I have a student who somehow managed to be in sixth grade while two years older than everyone else and completely hardened against any sort of behavior consequence. He does the most ridiculous things you can imagine, and nothing we do to him will even get him to blink. He’s tough and he’s angry, and he’s doing his best to convince everyone that there’s nothing we can do about it.
Today I was sitting with him at lunch, and noticed he wouldn’t stop fidgeting with a piece of paper. I helped him cut it into a square, and then started walking through origami steps. I was guiding him through making a paper crane, but I didn’t tell him what he was doing, and he was dutifully following without questioning the point. On the last step, he pulled down the outer flaps and realized that they were wings.
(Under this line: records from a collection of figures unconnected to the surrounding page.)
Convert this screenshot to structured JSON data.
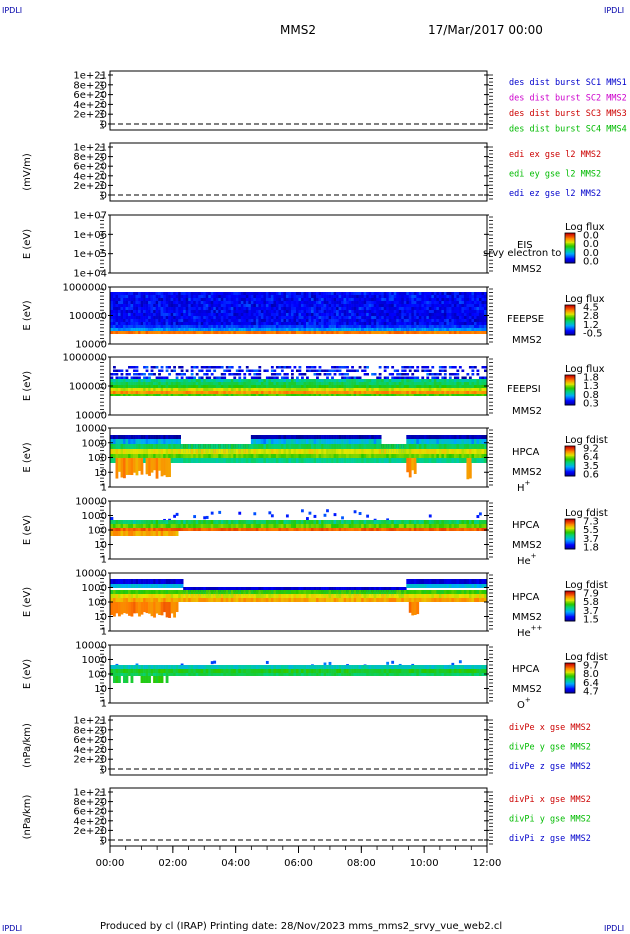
{
  "corner_labels": {
    "top_left": "IPDLI",
    "top_right": "IPDLI",
    "bottom_left": "IPDLI",
    "bottom_right": "IPDLI"
  },
  "header": {
    "spacecraft": "MMS2",
    "date": "17/Mar/2017 00:00"
  },
  "footer": {
    "text": "Produced by cl (IRAP)   Printing date: 28/Nov/2023   mms_mms2_srvy_vue_web2.cl"
  },
  "chart_data": {
    "type": "heatmap",
    "x_tick_labels": [
      "00:00",
      "02:00",
      "04:00",
      "06:00",
      "08:00",
      "10:00",
      "12:00"
    ],
    "x_range_hours": [
      0,
      12
    ],
    "panels": [
      {
        "id": "p1",
        "kind": "line",
        "ylabel": "",
        "yticks": [
          "1e+21",
          "8e+20",
          "6e+20",
          "4e+20",
          "2e+20",
          "0"
        ],
        "legend": [
          {
            "text": "des dist burst SC1 MMS1",
            "color": "#0000cc"
          },
          {
            "text": "des dist burst SC2 MMS2",
            "color": "#cc00cc"
          },
          {
            "text": "des dist burst SC3 MMS3",
            "color": "#cc0000"
          },
          {
            "text": "des dist burst SC4 MMS4",
            "color": "#00bb00"
          }
        ]
      },
      {
        "id": "p2",
        "kind": "line",
        "ylabel": "(mV/m)",
        "yticks": [
          "1e+21",
          "8e+20",
          "6e+20",
          "4e+20",
          "2e+20",
          "0"
        ],
        "legend": [
          {
            "text": "edi ex gse l2 MMS2",
            "color": "#cc0000"
          },
          {
            "text": "edi ey gse l2 MMS2",
            "color": "#00bb00"
          },
          {
            "text": "edi ez gse l2 MMS2",
            "color": "#0000cc"
          }
        ]
      },
      {
        "id": "p3",
        "kind": "spectrogram",
        "ylabel": "E (eV)",
        "yticks": [
          "1e+07",
          "1e+06",
          "1e+05",
          "1e+04"
        ],
        "instrument": "EIS",
        "spacecraft": "MMS2",
        "overlay_text": "srvy electron to",
        "colorbar_title": "Log flux",
        "colorbar_ticks": [
          "0.0",
          "0.0",
          "0.0",
          "0.0"
        ]
      },
      {
        "id": "p4",
        "kind": "spectrogram",
        "ylabel": "E (eV)",
        "yticks": [
          "1000000",
          "100000",
          "10000"
        ],
        "instrument": "FEEPSE",
        "spacecraft": "MMS2",
        "colorbar_title": "Log flux",
        "colorbar_ticks": [
          "4.5",
          "2.8",
          "1.2",
          "-0.5"
        ]
      },
      {
        "id": "p5",
        "kind": "spectrogram",
        "ylabel": "E (eV)",
        "yticks": [
          "1000000",
          "100000",
          "10000"
        ],
        "instrument": "FEEPSI",
        "spacecraft": "MMS2",
        "colorbar_title": "Log flux",
        "colorbar_ticks": [
          "1.8",
          "1.3",
          "0.8",
          "0.3"
        ]
      },
      {
        "id": "p6",
        "kind": "spectrogram",
        "ylabel": "E (eV)",
        "yticks": [
          "10000",
          "1000",
          "100",
          "10",
          "1"
        ],
        "instrument": "HPCA",
        "spacecraft": "MMS2",
        "species": "H",
        "species_sup": "+",
        "colorbar_title": "Log fdist",
        "colorbar_ticks": [
          "9.2",
          "6.4",
          "3.5",
          "0.6"
        ]
      },
      {
        "id": "p7",
        "kind": "spectrogram",
        "ylabel": "E (eV)",
        "yticks": [
          "10000",
          "1000",
          "100",
          "10",
          "1"
        ],
        "instrument": "HPCA",
        "spacecraft": "MMS2",
        "species": "He",
        "species_sup": "+",
        "colorbar_title": "Log fdist",
        "colorbar_ticks": [
          "7.3",
          "5.5",
          "3.7",
          "1.8"
        ]
      },
      {
        "id": "p8",
        "kind": "spectrogram",
        "ylabel": "E (eV)",
        "yticks": [
          "10000",
          "1000",
          "100",
          "10",
          "1"
        ],
        "instrument": "HPCA",
        "spacecraft": "MMS2",
        "species": "He",
        "species_sup": "++",
        "colorbar_title": "Log fdist",
        "colorbar_ticks": [
          "7.9",
          "5.8",
          "3.7",
          "1.5"
        ]
      },
      {
        "id": "p9",
        "kind": "spectrogram",
        "ylabel": "E (eV)",
        "yticks": [
          "10000",
          "1000",
          "100",
          "10",
          "1"
        ],
        "instrument": "HPCA",
        "spacecraft": "MMS2",
        "species": "O",
        "species_sup": "+",
        "colorbar_title": "Log fdist",
        "colorbar_ticks": [
          "9.7",
          "8.0",
          "6.4",
          "4.7"
        ]
      },
      {
        "id": "p10",
        "kind": "line",
        "ylabel": "(nPa/km)",
        "yticks": [
          "1e+21",
          "8e+20",
          "6e+20",
          "4e+20",
          "2e+20",
          "0"
        ],
        "legend": [
          {
            "text": "divPe x gse MMS2",
            "color": "#cc0000"
          },
          {
            "text": "divPe y gse MMS2",
            "color": "#00bb00"
          },
          {
            "text": "divPe z gse MMS2",
            "color": "#0000cc"
          }
        ]
      },
      {
        "id": "p11",
        "kind": "line",
        "ylabel": "(nPa/km)",
        "yticks": [
          "1e+21",
          "8e+20",
          "6e+20",
          "4e+20",
          "2e+20",
          "0"
        ],
        "legend": [
          {
            "text": "divPi x gse MMS2",
            "color": "#cc0000"
          },
          {
            "text": "divPi y gse MMS2",
            "color": "#00bb00"
          },
          {
            "text": "divPi z gse MMS2",
            "color": "#0000cc"
          }
        ]
      }
    ]
  }
}
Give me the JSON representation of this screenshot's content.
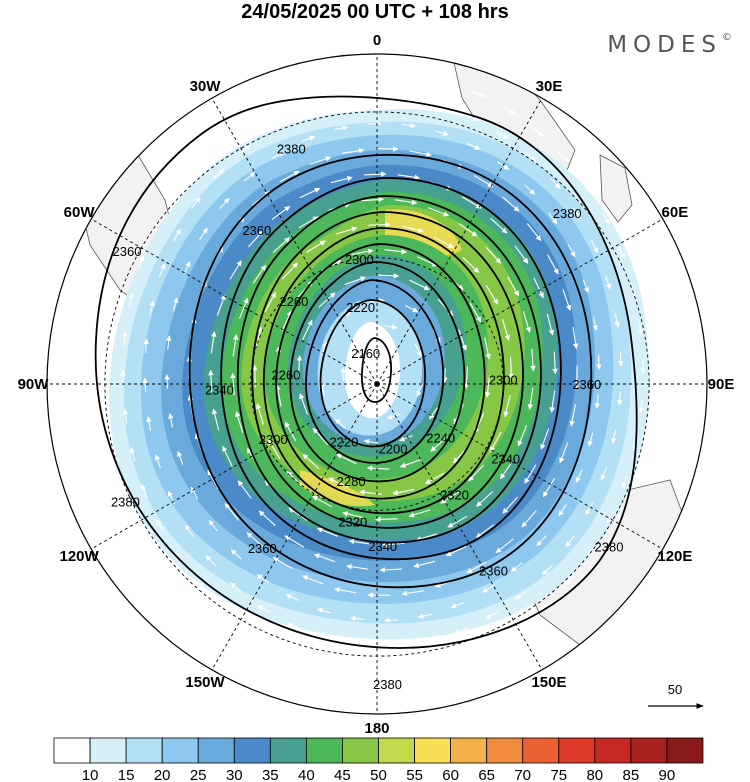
{
  "title": "24/05/2025  00 UTC  + 108 hrs",
  "brand": "MODES",
  "brand_mark": "©",
  "longitude_labels": [
    {
      "text": "0",
      "lon": 0
    },
    {
      "text": "30E",
      "lon": 30
    },
    {
      "text": "60E",
      "lon": 60
    },
    {
      "text": "90E",
      "lon": 90
    },
    {
      "text": "120E",
      "lon": 120
    },
    {
      "text": "150E",
      "lon": 150
    },
    {
      "text": "180",
      "lon": 180
    },
    {
      "text": "150W",
      "lon": -150
    },
    {
      "text": "120W",
      "lon": -120
    },
    {
      "text": "90W",
      "lon": -90
    },
    {
      "text": "60W",
      "lon": -60
    },
    {
      "text": "30W",
      "lon": -30
    }
  ],
  "contour_labels": [
    "2160",
    "2200",
    "2220",
    "2240",
    "2260",
    "2280",
    "2300",
    "2320",
    "2340",
    "2360",
    "2380"
  ],
  "contour_label_placements": [
    {
      "text": "2380",
      "lon": -20,
      "lat": -34
    },
    {
      "text": "2380",
      "lon": 48,
      "lat": -33
    },
    {
      "text": "2380",
      "lon": 125,
      "lat": -28
    },
    {
      "text": "2380",
      "lon": 178,
      "lat": -25
    },
    {
      "text": "2380",
      "lon": -115,
      "lat": -29
    },
    {
      "text": "2360",
      "lon": -62,
      "lat": -28
    },
    {
      "text": "2360",
      "lon": -38,
      "lat": -45
    },
    {
      "text": "2360",
      "lon": 90,
      "lat": -42
    },
    {
      "text": "2360",
      "lon": 148,
      "lat": -40
    },
    {
      "text": "2360",
      "lon": -145,
      "lat": -44
    },
    {
      "text": "2340",
      "lon": -92,
      "lat": -53
    },
    {
      "text": "2340",
      "lon": 120,
      "lat": -55
    },
    {
      "text": "2340",
      "lon": 178,
      "lat": -52
    },
    {
      "text": "2320",
      "lon": -170,
      "lat": -57
    },
    {
      "text": "2320",
      "lon": 145,
      "lat": -58
    },
    {
      "text": "2300",
      "lon": -8,
      "lat": -60
    },
    {
      "text": "2300",
      "lon": 88,
      "lat": -60
    },
    {
      "text": "2300",
      "lon": -118,
      "lat": -62
    },
    {
      "text": "2280",
      "lon": -165,
      "lat": -66
    },
    {
      "text": "2260",
      "lon": -45,
      "lat": -62
    },
    {
      "text": "2260",
      "lon": -84,
      "lat": -68
    },
    {
      "text": "2240",
      "lon": 130,
      "lat": -70
    },
    {
      "text": "2220",
      "lon": -12,
      "lat": -71
    },
    {
      "text": "2220",
      "lon": -150,
      "lat": -74
    },
    {
      "text": "2200",
      "lon": 166,
      "lat": -74
    },
    {
      "text": "2160",
      "lon": -20,
      "lat": -82
    }
  ],
  "colorbar": {
    "ticks": [
      "10",
      "15",
      "20",
      "25",
      "30",
      "35",
      "40",
      "45",
      "50",
      "55",
      "60",
      "65",
      "70",
      "75",
      "80",
      "85",
      "90"
    ],
    "colors": [
      "#ffffff",
      "#d6f0fa",
      "#b3e0f5",
      "#8ec8ee",
      "#6aa9dc",
      "#4a8ac8",
      "#48a090",
      "#4db85a",
      "#86c846",
      "#c2d94b",
      "#f7de55",
      "#f4b34a",
      "#f08a3e",
      "#ea6133",
      "#de3a2a",
      "#c62825",
      "#a8201f",
      "#8a1a1a"
    ]
  },
  "vector_reference": {
    "value": "50"
  },
  "colors": {
    "land": "#f2f2f2",
    "coast": "#555555",
    "contour": "#000000",
    "vector": "#ffffff"
  }
}
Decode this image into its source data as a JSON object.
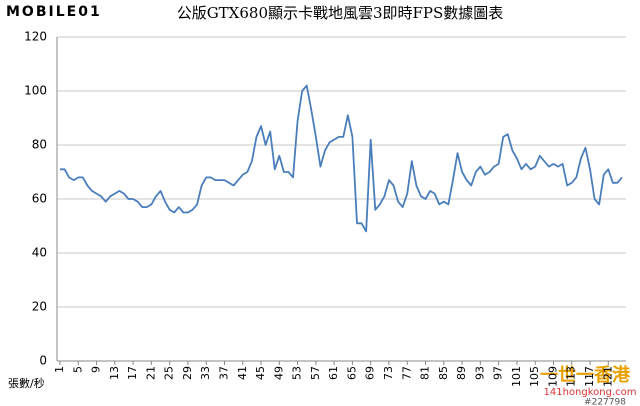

You should have seen his eyes light up. This big tough kid held the crane to eye level in the palm of his hand and looked at in amazement. In this adorable little-kid voice, without a touch of sarcasm in his word choice, he gasped, “It’s a birdy!”
We made it a collar and attached it to his desk so that it would protect him without flying away during class.
I do not joke.

This got me. Sometimes it makes things easier in our minds if we say this person or that person just can’t be reached. It lets us, as individuals and as a society, off the hook. It’s our job (as those who imagine a different world) to hold hope that everyone can be reached.